Learning rate warmup steps: this one I've set to 0, because of the LR scheduler.

Learning rate cycles: this one depends on the scheduler used, for cosine with restarts on 10 epochs I use a value of 3.

Epochs: I generally keep them at 10-12, if you want the model to learn more you can just increase the amount of image repeats.

Batch size: good values to use are powers of 2 (1, 2, 4, 8, 16 etc.). You might wanna increase it until you run out of VRAM, but training on batch sizes of 4 works well enough.

Accumulation steps: same as batch size, except it slows down training instead of increasing VRAM usage.

(second panel)

Gradient checkpointing should be on if you don't have much vram (e.g. 12 gb or less).

Layer offload fraction is related to gradient checkpointing, you can increase it to swap to cpu RAM instead of gpu VRAM, to train at higher resolutions, batch sizes, etc.

Resolution can be between 512-1024, normally SDXL LoRas are trained at 1024. You can also specify multiple resolutions by separating them with commas, it might improve the results, at the cost of multiplying the amount of training epochs by count of resolutions.

The rest of the settings I didn't really touch, they stayed the same as in the default SDXL lora config.

Sampling tab

Here you can enable automatic image generation at different epochs to see how the model learns, I don't really use it.

Backup

You can set automatic backups here, I (once again) don't really use it because it only takes around 20-30 minutes for me to train a typical LoRa, so the risk isn't that high. Also, they can take up huge amounts of space, first time I trained SANA it backed up around 400 gigabytes.

Lora tab

Here are your LoRa model settings.
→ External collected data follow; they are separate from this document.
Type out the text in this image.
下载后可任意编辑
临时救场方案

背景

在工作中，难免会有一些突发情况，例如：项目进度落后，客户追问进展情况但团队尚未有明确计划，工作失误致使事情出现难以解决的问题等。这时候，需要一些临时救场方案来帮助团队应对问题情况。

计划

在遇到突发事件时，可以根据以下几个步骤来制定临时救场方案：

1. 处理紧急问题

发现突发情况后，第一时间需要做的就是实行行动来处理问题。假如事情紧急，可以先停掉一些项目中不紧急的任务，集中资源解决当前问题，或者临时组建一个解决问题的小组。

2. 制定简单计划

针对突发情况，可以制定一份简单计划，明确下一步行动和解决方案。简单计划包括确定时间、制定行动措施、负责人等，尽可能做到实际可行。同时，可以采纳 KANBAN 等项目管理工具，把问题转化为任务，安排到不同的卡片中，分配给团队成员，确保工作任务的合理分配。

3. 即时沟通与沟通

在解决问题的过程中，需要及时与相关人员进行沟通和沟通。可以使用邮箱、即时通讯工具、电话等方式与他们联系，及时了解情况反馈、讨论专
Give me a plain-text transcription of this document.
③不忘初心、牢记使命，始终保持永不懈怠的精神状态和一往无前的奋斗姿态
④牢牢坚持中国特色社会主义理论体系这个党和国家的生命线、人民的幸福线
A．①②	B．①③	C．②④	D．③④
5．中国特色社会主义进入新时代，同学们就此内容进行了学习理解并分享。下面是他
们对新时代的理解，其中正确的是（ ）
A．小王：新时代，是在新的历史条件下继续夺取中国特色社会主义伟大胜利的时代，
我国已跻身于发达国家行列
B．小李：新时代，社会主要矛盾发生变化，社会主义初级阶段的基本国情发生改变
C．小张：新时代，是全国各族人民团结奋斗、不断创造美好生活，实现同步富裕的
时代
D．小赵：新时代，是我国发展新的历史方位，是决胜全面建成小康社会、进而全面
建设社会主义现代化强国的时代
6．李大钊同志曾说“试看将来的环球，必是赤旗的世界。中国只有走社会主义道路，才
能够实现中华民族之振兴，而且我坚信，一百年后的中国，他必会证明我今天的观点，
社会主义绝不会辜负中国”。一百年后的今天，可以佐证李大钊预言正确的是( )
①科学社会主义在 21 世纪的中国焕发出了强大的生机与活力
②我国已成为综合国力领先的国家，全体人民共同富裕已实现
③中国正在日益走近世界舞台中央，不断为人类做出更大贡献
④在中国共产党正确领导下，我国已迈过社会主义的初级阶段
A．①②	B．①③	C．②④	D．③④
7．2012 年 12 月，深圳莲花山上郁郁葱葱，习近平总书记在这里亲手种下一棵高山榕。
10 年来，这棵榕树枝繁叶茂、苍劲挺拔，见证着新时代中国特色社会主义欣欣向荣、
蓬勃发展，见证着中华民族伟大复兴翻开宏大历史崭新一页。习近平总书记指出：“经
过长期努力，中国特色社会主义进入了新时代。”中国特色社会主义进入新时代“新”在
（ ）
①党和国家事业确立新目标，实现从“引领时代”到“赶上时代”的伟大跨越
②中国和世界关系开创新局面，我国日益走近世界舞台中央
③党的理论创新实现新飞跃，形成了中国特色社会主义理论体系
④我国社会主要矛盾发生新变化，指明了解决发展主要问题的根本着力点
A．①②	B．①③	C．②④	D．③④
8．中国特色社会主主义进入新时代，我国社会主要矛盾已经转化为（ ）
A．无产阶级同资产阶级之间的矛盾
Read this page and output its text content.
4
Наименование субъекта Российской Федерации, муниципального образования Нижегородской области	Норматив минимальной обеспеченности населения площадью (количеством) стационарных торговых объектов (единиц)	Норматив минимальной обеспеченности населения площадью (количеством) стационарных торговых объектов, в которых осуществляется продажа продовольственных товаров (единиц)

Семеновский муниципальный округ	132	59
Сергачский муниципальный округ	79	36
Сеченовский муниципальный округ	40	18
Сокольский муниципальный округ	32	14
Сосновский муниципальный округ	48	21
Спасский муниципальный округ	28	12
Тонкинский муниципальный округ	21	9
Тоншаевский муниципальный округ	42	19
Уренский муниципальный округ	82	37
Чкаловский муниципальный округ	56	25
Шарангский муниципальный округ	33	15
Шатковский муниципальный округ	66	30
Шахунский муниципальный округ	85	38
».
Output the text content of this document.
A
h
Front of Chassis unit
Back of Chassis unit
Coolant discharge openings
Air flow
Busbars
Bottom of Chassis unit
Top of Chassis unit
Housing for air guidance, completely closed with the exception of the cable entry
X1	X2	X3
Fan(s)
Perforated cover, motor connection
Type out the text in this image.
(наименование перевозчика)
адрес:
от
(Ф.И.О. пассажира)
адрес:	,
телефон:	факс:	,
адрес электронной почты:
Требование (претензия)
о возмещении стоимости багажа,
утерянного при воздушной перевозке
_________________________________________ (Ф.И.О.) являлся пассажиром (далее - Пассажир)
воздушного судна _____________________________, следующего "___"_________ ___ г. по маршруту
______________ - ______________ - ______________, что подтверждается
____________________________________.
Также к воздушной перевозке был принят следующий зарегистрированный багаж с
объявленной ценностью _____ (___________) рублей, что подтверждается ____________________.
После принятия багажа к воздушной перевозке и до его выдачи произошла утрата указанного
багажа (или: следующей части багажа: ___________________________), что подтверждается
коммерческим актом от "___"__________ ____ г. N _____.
For the weight data type, match it with the one used by your model, or you could use bfloat16/float16 if you're training on a quantized checkpoint.

Rank and alpha are a bit weird, but for default style loras I use 32 and 16 respectively. Higher rank increases the amount of training layers, so VRAM and the knowledge the model can store. Higher alpha values increase the learning rate multiplier, can't tell much since I haven't experimented with it, I use the civitai defaults.

Vpred model issues

By default, OneTrainer doesn't train SDXL v-pred based models correctly, you have to manually save your config and edit it in a text file to fix it.

After saving it, navigate to the OneTrainer/training_presets folder and open your config file in your favorite text editor.

For v prediction models you have to set these variables to true.

    "rescale_noise_scheduler_to_zero_terminal_snr": true,
    "force_v_prediction": true,

After that, save the file and reload the config from OneTrainer, and click start training.

You might get an out of memory error, that means you have to decrease batch size/resolution/lora rank.

Otherwise, the model will train for a while (20-30 minutes for me on a 4070 super) and it'll be saved in the path specified. Then you can just move the file to your favorite generation frontend(webui forge, comfyui, swarmui etc.) and use it as a normal lora with the common keyword you specified.

I've attached my config to this article, feel free to use it.